New edition of Diana book causes uproar
Author says she helped with sensational 1992 text
October 3, 1997
Web posted at: 8:18 p.m. EDT (0018 GMT)
LONDON (CNN) -- Five weeks after Princess Diana's tragic death, Britain is in an uproar over the re-release of the 1992 book that exposed secrets of her troubled royal marriage to Prince Charles.
In the new edition of "Diana, Her True Story," author Andrew Morton reveals what has been widely suspected since the book was first published -- that Diana herself was the direct source for many of the revelations in the book.
And while the re-release, which went on sale Friday, contains few new details about the royal marriage, Morton does include direct quotes from tapes that Diana made to help him with the book. He also sold the transcripts of those tapes to People magazine in the United States for a reported 100,000 pounds ($161,000).
The book is now titled, "Diana: Her True Story -- In Her Own Words."
"Her legacy and testament are the words in her book. I am very proud she chose me to tell her story," Morton said. "There is no point in pretending any more."
Morton being denounced
But Morton, a former tabloid reporter, is being widely denounced, accused of trying to profit from Diana's death and of hurting her children.
"Shameful," thundered the headline in the Mirror. "Diana, The Final Insult," said another tabloid, the Express. Buckingham Palace called it "particularly sad coming as it does soon after the princess's death."
"This man is using the princess's memory as a money-making machine. Has he thought of the effect this would have on her young sons?" asked Parliament member Alice Mahon.
Diana's family reportedly sought legal advice to prevent the book from going on sale but failed to stop it. Though the official publication date is Monday, some bookstores began selling Morton's tome on Friday.
Diana's brother, the Earl Spencer, said in a statement Friday that he was still consulting lawyers.
But Morton said there were no legal grounds to stop publication because he held the copyright to the tapes and because most of the material has already been published. Her accused the tabloids of hypocrisy and called his book "probably the scoop of the century."
"This book was done with her full cooperation. There is nothing underhanded about it," Morton said.
As for her sons, Morton said, "If they were really to want to understand their mother, they would want to read what she had to say."
Morton says Diana provided tapes
Morton did not actually meet and interview the princess during the writing of the book. But she prepared tapes, discussing her troubled life, which were given to him by intermediaries.
When the book was first published -- causing a sensation because of its detailed revelations about a fairy-tale marriage gone seriously awry -- Morton described his sources for inside information as friends of the princess. He did not then reveal that she had directly cooperated with him.
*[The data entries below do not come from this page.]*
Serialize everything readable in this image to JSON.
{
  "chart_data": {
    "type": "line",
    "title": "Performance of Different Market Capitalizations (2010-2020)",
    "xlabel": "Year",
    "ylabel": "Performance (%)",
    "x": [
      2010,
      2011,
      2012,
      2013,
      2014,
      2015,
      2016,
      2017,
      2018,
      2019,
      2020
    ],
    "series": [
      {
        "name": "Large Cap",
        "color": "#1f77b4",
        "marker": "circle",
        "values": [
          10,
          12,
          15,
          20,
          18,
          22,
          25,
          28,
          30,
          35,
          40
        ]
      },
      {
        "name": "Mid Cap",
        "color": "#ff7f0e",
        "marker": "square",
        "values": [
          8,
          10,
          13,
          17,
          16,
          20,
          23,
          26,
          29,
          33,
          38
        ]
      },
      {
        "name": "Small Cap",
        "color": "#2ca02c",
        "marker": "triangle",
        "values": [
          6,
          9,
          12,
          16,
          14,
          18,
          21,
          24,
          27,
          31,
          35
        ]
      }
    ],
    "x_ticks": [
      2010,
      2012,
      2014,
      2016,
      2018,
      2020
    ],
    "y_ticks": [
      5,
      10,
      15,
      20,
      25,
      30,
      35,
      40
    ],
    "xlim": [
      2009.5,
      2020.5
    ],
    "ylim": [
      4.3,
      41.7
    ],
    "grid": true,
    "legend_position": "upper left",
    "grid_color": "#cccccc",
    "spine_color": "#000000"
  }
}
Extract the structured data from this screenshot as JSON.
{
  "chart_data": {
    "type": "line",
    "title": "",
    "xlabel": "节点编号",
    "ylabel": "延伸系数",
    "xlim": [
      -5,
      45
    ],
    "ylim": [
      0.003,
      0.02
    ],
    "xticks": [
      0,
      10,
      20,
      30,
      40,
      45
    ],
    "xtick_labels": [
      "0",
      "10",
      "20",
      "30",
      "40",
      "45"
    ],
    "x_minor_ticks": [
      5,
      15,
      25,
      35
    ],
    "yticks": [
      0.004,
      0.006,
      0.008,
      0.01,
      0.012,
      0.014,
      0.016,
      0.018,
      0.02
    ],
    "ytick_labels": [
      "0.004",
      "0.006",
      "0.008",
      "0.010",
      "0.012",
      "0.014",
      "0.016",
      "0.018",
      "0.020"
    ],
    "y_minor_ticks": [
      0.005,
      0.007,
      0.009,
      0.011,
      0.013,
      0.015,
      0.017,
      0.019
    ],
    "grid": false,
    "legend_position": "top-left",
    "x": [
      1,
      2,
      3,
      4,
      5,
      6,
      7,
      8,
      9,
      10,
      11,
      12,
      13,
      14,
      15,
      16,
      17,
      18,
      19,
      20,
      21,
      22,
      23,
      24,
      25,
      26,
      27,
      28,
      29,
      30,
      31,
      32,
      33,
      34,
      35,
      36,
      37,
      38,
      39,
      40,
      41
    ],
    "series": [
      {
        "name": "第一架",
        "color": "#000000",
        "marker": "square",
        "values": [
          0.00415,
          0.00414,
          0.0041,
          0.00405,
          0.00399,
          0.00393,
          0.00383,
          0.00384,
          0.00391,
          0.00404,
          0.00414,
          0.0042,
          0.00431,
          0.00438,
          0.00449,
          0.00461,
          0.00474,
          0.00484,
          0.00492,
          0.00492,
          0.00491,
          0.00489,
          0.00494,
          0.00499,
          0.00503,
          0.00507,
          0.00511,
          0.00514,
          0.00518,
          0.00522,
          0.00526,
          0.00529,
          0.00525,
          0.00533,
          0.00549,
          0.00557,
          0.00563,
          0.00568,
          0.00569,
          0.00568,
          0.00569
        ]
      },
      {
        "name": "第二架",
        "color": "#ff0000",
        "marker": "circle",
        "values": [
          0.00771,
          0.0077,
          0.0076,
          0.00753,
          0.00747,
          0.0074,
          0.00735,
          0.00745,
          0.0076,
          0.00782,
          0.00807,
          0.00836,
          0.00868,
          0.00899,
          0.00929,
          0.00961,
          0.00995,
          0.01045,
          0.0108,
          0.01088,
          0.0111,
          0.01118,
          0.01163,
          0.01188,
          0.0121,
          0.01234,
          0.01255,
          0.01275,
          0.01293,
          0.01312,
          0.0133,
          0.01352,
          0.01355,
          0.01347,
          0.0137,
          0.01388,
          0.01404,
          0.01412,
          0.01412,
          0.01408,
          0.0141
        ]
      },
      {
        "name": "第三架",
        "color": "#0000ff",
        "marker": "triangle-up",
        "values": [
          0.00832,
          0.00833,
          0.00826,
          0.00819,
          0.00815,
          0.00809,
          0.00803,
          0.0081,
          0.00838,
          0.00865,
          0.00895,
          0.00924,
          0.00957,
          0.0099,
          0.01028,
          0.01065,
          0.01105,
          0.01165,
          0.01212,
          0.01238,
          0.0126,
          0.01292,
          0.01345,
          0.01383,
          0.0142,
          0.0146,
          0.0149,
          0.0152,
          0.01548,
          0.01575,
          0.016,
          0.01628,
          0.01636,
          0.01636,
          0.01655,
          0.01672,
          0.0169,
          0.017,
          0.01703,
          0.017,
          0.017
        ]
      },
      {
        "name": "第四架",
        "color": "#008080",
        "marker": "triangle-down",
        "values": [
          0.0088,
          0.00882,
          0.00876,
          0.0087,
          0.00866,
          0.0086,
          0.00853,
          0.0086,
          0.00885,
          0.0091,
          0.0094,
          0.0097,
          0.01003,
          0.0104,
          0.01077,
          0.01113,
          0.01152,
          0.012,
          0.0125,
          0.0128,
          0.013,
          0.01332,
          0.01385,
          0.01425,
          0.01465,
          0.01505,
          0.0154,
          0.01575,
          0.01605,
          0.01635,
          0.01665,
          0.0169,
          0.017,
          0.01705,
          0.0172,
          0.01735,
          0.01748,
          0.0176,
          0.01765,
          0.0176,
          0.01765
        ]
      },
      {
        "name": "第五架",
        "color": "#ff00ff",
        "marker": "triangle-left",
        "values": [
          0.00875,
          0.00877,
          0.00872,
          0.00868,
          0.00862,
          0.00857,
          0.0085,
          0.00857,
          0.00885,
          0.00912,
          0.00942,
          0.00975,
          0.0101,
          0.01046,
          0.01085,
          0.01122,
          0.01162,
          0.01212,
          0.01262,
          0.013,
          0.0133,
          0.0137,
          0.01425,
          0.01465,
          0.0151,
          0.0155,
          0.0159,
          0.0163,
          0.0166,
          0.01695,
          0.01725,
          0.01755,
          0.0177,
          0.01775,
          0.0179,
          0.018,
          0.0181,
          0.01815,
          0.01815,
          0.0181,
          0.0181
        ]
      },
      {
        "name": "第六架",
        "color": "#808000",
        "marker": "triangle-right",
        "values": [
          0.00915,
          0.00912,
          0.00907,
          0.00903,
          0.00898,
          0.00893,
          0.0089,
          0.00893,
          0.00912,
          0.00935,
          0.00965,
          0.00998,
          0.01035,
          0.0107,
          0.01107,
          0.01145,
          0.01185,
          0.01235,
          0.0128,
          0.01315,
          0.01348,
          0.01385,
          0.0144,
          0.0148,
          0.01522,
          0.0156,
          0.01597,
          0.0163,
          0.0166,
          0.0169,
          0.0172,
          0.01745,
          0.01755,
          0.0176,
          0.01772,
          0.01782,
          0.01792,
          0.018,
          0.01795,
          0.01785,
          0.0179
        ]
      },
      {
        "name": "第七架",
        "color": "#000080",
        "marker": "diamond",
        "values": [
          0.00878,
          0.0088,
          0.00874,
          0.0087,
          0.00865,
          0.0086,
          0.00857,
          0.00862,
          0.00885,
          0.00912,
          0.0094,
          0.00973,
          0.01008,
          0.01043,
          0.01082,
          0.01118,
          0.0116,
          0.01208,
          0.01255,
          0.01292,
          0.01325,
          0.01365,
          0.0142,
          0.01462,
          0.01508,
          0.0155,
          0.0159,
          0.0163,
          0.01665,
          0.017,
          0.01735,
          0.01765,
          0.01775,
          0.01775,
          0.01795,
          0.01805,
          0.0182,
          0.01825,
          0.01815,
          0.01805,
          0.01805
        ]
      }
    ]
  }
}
Morton said at the time, Diana "was desperate for the book to come out" because she feared that unless she got her side of the story out to the public, the royal family might try to take away her children on the grounds of mental instability. Morton said she even reviewed and made comments on the manuscript.
Diana had doubts about wedding
In the transcripts, the princess is quoted as saying she had doubts about marrying Prince Charles before their nuptials in 1981 because of his love for Camilla Parker Bowles.
"So I had lunch with my sisters and said, 'I can't marry him, I can't do this, this is absolutely unbelievable.' They were wonderful, and they said, 'Well, bad luck Duch (her childhood nickname), your face is on the tea towels, so you're too late to chicken out.' So we made light of it," Diana is quoted as saying.
She also blamed her husband for triggering her bulimia during their engagement when he put her hand on her waist and said 'Oh, a bit chubby here, aren't we."
"That triggered off something in me," Diana is quoted as saying.
Diana is also quoted as telling Morton that Prince Charles was disappointed because their second son, Prince Harry, wasn't a girl and because he had red hair. She also said that the birth of their first son, Prince William, was planned around Charles' polo schedule.
"When we had William, we had to find a date in the diary that suited Charles and his polo. William had to be induced because I couldn't handle the press pressure any longer," Diana is quoted as saying.
Correspondent Richard Blystone and Reuters contributed to this report.